Chapter 8
Exposure Technique Selection
After completing this chapter, the reader will be able to perform the following:
1. Define all the key terms in this chapter.
2. State all the important relationships in this chapter.
3. State the purpose of automatic exposure control (AEC) in radiography.
4. Differentiate among the types of radiation detectors used in AEC systems.
5. Recognize how the detector size and configuration affect the response of the AEC device.
6. Explain how alignment and positioning affect the response of the AEC device.
7. Discuss patient and exposure technique factors and their effect on the response of the AEC device.
8. Analyze unacceptable images produced using AEC, and identify possible causes.
9. Recognize the effect of the type of image receptor on AEC calibration, its use, and image quality.
10. Describe patient protection issues associated with AEC.
11. State the importance of calibration of the AEC system to the type of image receptor used.
12. Define anatomically programmed radiography (APR).
13. Differentiate between the types of exposure technique charts.
Automatic Exposure Control
Radiation Detectors
The difference in AEC systems lies in the type of device that is used to convert radiation into electricity. Two types of AEC systems have been used: phototimers and ionization chambers. Phototimers represent the first generation of AEC systems used in radiography, and it is from this type of system that the term phototiming has evolved. Phototiming specifically refers to the use of an AEC device that uses photomultiplier tubes or photodiodes, even though these systems are uncommon today. Therefore, the use of the term phototiming is usually incorrect. The more common type of AEC system uses ionization chambers. Regardless of the specific type of AEC system used, almost all systems use a set of three radiation-measuring detectors, arranged in some specific manner (Figure 8-1). The radiographer selects the configuration of these devices, determining which one (or more) of the three actually measures radiation exposure reaching the IR. These devices are variously referred to as sensors, chambers, cells, or detectors. These radiation-measuring devices are referred to here for the remainder of the discussion as detectors
Phototimers
Phototimers use a fluorescent (light-producing) screen and a device that converts the light to electricity. A photomultiplier tube is an electronic device that converts visible light energy into electrical energy. A photodiode is a solid-state device that performs the same function. Phototimer AEC devices are considered exit-type devices because the detectors are positioned behind the IR (Figure 8-2) so that radiation must exit the IR before it is measured by the detectors. Light paddles, coated with a fluorescent material, serve as the detectors, and the radiation interacts with the paddles, producing visible light. This light is transmitted to remote photomultiplier tubes or photodiodes that convert this light into electricity. The timer is tripped, and the radiographic exposure is terminated when a sufficiently large charge has been received. This electrical charge is in proportion to the radiation to which the light paddles have been exposed. Phototimers have largely been replaced with ionization chamber systems.

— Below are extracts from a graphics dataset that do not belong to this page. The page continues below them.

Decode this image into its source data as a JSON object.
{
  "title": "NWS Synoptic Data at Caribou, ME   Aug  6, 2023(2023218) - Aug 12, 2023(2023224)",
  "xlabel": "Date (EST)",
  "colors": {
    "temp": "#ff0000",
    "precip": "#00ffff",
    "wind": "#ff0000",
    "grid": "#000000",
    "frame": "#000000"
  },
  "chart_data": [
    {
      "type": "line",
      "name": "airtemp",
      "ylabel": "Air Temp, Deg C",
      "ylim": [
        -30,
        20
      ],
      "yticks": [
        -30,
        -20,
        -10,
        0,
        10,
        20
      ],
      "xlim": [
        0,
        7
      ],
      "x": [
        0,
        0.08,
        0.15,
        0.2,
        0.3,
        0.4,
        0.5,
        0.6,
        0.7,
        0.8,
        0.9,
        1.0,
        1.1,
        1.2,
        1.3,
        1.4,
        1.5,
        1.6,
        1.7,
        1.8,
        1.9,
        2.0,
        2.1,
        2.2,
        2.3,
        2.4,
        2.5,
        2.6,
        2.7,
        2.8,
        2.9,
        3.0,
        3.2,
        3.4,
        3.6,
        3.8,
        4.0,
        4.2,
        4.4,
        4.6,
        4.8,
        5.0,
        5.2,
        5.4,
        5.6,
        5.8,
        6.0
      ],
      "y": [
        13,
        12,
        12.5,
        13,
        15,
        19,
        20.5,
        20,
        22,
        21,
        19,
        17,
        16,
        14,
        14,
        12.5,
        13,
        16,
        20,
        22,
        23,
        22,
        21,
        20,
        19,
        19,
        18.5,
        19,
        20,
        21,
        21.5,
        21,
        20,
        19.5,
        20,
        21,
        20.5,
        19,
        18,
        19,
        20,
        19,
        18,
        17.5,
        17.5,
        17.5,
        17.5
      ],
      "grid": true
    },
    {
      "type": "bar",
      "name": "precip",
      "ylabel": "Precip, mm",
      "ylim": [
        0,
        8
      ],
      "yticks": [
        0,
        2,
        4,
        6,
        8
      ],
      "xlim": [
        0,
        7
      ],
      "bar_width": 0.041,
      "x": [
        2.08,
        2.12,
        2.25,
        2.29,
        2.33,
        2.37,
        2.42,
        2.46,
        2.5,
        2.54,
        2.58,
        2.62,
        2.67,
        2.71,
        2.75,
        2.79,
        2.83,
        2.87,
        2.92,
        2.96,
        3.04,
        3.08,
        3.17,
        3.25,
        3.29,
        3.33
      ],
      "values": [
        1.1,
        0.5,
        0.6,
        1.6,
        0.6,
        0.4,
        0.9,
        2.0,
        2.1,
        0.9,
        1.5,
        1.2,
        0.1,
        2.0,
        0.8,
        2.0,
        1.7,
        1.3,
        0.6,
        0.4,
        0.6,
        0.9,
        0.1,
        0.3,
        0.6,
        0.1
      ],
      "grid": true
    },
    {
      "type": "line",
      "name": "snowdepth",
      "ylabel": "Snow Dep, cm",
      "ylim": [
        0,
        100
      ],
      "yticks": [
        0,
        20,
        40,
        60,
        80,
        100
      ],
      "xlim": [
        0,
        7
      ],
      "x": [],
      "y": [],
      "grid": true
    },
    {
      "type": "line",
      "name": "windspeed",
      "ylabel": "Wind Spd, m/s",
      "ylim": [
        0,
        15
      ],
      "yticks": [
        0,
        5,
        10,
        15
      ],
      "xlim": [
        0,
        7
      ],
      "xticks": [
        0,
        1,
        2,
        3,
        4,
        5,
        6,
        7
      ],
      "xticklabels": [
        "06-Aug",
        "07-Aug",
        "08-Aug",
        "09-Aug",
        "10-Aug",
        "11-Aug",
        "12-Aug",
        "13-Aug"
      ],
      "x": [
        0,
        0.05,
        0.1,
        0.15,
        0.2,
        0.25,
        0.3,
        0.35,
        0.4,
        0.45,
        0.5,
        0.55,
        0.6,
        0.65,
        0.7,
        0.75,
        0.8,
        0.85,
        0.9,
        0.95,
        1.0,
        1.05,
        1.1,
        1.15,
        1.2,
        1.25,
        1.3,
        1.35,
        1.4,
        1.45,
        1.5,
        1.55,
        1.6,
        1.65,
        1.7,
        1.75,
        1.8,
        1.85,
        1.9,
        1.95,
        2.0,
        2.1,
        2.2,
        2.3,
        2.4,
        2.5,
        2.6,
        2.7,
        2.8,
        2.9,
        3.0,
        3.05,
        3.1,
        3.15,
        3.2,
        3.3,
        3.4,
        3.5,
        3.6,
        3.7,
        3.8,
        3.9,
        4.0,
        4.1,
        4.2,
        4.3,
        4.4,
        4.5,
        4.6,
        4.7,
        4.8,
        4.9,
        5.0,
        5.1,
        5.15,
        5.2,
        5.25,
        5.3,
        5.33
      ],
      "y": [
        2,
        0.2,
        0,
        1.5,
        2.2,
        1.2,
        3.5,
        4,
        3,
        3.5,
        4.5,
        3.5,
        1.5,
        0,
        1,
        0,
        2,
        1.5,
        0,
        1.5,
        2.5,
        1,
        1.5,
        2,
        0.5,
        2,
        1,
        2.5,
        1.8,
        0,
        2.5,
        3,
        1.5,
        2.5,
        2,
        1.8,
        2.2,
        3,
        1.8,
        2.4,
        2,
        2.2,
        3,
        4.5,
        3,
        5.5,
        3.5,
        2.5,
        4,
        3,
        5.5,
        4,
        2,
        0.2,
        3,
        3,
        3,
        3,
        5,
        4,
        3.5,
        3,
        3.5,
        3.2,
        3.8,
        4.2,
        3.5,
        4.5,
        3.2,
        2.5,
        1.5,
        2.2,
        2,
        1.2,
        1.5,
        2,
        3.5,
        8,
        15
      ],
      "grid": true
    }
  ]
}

Ionization Chamber Systems
An ionization chamber, or ion chamber, is a hollow cell that contains air and is connected to the timer circuit via an electrical wire. Ionization chamber AEC devices are considered entrance-type devices because the detectors are positioned in front of the IR (Figure 8-3) so that radiation interacts with the detectors just before interacting with the IR. When the ionization chamber is exposed to radiation from a radiographic exposure, the air inside the chamber becomes ionized, creating an electrical charge. This charge travels along the wire to the timer circuit. The timer is tripped, and the radiographic exposure is terminated when a sufficiently large charge has been received. This electrical charge is in proportion to the radiation to which the ionization chamber has been exposed. Compared with phototimers, ion chambers are less sophisticated and less accurate, but they are less prone to failure. Most AEC systems today use ionization chambers.
Alignment and Positioning Considerations
Detector Selection
Measuring radiation that passes through the anatomic area of interest is important. The general guideline is to select the detectors that would be superimposed by the anatomic structures that are of greatest interest and need to be visualized on the radiograph. Failure to use the proper detectors could result in either underexposure or overexposure to the IR. In the case of a posteroanterior (PA) chest radiograph, the area of radiographic interest includes the lungs and heart; therefore, one or two outside detectors should be selected to place the detectors directly beneath the critical anatomic area. If the center detector were mistakenly selected, the anatomy superimposing this detector includes the thoracic spine. If the exposure is made, the resultant image shows sufficient exposure in the spine, with the lungs overexposed (Figure 8-4). In the manual that accompanies a radiographic unit, the AEC device manufacturer provides recommendations for which detectors to use for specific examinations. Recommendations for detector combination also can be found in many radiographic procedures textbooks.